The vocabulary and structure of the music of the late 19th century were no mere relics; composers including Ralph Vaughan Williams, Erich Wolfgang Korngold, Berthold Goldschmidt and Sergei Prokofiev continued to compose works in recognizably Romantic styles after 1950. While new tendencies such as neo-classicism and atonal music challenged the preeminence of the Romantic style, the desire to use a tonally-centered chromatic vocabulary remained present in major works. Samuel Barber, Benjamin Britten, Gustav Holst, Dmitri Shostakovich, Malcolm Arnold and Arnold Bax drew frequently from musical Romanticism in their works, and did not consider themselves old-fashioned.
Musical romanticism reached a rhetorical and artistic nadir around 1960: it seemed as if the future lay with avant garde styles of composition, or with neo-classicism of some kind.

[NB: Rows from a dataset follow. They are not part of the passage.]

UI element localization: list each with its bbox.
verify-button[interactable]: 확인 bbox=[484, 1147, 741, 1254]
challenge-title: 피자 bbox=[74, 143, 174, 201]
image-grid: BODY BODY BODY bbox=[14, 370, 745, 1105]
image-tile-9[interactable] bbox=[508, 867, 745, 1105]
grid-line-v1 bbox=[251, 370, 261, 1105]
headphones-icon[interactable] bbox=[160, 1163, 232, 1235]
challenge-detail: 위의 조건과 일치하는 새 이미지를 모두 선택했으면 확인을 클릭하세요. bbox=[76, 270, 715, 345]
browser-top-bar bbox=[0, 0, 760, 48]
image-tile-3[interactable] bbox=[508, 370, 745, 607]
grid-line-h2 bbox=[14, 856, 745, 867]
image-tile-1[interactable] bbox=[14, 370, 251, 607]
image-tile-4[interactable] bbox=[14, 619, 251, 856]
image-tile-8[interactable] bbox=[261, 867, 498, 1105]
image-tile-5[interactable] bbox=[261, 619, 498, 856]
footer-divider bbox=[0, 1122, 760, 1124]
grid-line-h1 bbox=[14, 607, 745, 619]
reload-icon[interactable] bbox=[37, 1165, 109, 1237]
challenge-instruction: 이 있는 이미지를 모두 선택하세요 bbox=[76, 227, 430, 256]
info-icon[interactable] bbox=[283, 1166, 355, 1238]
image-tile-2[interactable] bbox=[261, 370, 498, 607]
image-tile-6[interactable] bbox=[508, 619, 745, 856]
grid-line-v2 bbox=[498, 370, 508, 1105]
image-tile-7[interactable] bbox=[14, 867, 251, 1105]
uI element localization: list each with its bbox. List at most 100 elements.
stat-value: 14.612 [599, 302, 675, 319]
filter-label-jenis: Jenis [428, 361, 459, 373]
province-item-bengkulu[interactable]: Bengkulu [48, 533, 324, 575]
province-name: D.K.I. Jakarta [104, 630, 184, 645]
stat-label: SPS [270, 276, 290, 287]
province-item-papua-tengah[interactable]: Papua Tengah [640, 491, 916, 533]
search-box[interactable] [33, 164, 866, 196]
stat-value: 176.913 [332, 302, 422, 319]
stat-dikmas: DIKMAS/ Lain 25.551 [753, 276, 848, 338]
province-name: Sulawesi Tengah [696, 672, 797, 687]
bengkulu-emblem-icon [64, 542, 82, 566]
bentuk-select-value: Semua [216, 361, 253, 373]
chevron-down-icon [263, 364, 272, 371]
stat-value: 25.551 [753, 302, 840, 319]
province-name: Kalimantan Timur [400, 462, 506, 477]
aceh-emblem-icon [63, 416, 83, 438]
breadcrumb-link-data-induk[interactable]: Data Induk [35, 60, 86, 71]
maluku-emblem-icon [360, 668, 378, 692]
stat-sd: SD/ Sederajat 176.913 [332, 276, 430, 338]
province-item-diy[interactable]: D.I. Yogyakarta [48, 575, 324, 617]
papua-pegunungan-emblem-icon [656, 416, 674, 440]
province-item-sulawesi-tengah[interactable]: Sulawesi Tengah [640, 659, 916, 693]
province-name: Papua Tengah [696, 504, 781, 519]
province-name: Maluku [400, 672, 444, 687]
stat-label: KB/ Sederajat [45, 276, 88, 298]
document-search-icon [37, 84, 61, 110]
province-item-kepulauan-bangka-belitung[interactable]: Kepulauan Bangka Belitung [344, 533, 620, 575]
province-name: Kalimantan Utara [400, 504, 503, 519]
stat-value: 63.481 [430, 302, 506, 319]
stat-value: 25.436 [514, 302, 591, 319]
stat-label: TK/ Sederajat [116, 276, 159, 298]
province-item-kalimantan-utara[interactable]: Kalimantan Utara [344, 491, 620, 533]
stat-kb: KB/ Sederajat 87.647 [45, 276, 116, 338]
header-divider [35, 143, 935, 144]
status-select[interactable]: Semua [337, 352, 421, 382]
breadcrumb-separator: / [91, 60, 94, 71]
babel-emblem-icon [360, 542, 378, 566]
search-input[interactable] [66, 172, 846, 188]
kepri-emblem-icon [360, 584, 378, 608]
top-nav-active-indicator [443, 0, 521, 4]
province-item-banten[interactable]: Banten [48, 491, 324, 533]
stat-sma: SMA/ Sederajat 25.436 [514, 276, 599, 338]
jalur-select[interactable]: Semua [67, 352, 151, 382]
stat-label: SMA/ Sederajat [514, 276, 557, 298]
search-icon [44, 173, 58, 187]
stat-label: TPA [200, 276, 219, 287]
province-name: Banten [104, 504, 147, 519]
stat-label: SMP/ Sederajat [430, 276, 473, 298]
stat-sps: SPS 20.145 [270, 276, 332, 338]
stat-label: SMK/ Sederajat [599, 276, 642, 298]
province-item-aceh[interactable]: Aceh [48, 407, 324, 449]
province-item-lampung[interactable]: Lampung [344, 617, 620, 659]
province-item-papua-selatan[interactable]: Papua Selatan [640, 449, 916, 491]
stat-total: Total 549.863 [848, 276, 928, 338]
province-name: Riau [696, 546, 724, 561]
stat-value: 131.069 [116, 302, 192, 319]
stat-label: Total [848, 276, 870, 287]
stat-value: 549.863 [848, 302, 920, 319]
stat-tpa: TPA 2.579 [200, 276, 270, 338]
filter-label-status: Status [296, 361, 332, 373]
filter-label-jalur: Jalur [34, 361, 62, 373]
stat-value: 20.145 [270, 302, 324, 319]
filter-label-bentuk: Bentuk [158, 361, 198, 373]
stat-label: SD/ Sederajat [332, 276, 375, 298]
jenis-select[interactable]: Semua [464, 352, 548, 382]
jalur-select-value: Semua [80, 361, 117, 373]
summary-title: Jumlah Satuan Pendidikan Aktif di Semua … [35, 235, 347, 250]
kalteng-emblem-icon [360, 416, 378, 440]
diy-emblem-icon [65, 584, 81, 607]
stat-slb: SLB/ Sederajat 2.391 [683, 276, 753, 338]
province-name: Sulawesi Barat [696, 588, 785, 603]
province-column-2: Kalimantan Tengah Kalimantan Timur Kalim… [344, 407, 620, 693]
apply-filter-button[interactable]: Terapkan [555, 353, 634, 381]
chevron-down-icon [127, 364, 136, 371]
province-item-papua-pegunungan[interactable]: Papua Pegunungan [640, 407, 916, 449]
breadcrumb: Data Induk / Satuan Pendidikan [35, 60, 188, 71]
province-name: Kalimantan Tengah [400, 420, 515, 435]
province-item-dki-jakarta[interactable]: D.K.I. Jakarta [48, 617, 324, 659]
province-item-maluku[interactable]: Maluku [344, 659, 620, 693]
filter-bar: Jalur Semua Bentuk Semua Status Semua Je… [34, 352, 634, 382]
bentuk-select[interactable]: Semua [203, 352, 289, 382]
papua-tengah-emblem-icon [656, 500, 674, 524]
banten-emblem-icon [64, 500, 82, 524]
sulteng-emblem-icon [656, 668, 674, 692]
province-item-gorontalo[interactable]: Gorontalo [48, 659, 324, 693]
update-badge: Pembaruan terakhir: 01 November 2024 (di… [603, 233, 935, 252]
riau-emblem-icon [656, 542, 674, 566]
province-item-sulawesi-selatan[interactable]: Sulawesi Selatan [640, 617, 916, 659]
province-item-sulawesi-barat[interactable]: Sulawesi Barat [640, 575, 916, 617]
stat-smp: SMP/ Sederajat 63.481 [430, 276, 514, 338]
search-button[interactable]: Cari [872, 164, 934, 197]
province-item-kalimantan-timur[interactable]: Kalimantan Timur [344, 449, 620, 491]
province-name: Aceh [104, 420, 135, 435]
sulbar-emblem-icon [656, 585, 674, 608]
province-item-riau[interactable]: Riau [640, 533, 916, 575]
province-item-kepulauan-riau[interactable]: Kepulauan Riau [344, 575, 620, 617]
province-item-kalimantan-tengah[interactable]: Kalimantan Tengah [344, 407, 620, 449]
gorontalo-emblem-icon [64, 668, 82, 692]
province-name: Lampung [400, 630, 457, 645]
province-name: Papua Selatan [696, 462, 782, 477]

While Hindemith moved back to a style more recognizably rooted in romanticism, most composers moved in the other direction. Only in the conservative academic hierarchy of the USSR and China did it seem that musical romanticism had a place. However, by the late 1960's, a revival of music using the surface of musical romanticism began. Composers such as George Rochberg switched from serialism to models drawn from Gustav Mahler, a project which found him the company of Nicholas Maw and David Del Tredici. This movement is described as Neo-Romanticism, and includes works such as John Corigliano's First Symphony.
Another area where the Romantic style has survived, and even flourished, is in film scoring. Many of the early émigres escaping from Nazi Germany were Jewish composers who had studied, or even studied under, Gustav Mahler's disciples in Vienna. Max Steiner's lush score for the film, Gone with the Wind provides an example of the use of Wagnerian leitmotifs and Mahlerian orchestration. The "Golden Age of Hollywood" film music rested heavily on the work of composers such as Korngold and Steiner as well as Franz Waxman and Alfred Newman. The next generation of film composers, Alex North, John Williams, and Elmer Bernstein drew on this tradition to write some of the most familiar orchestral music of the late twentieth century.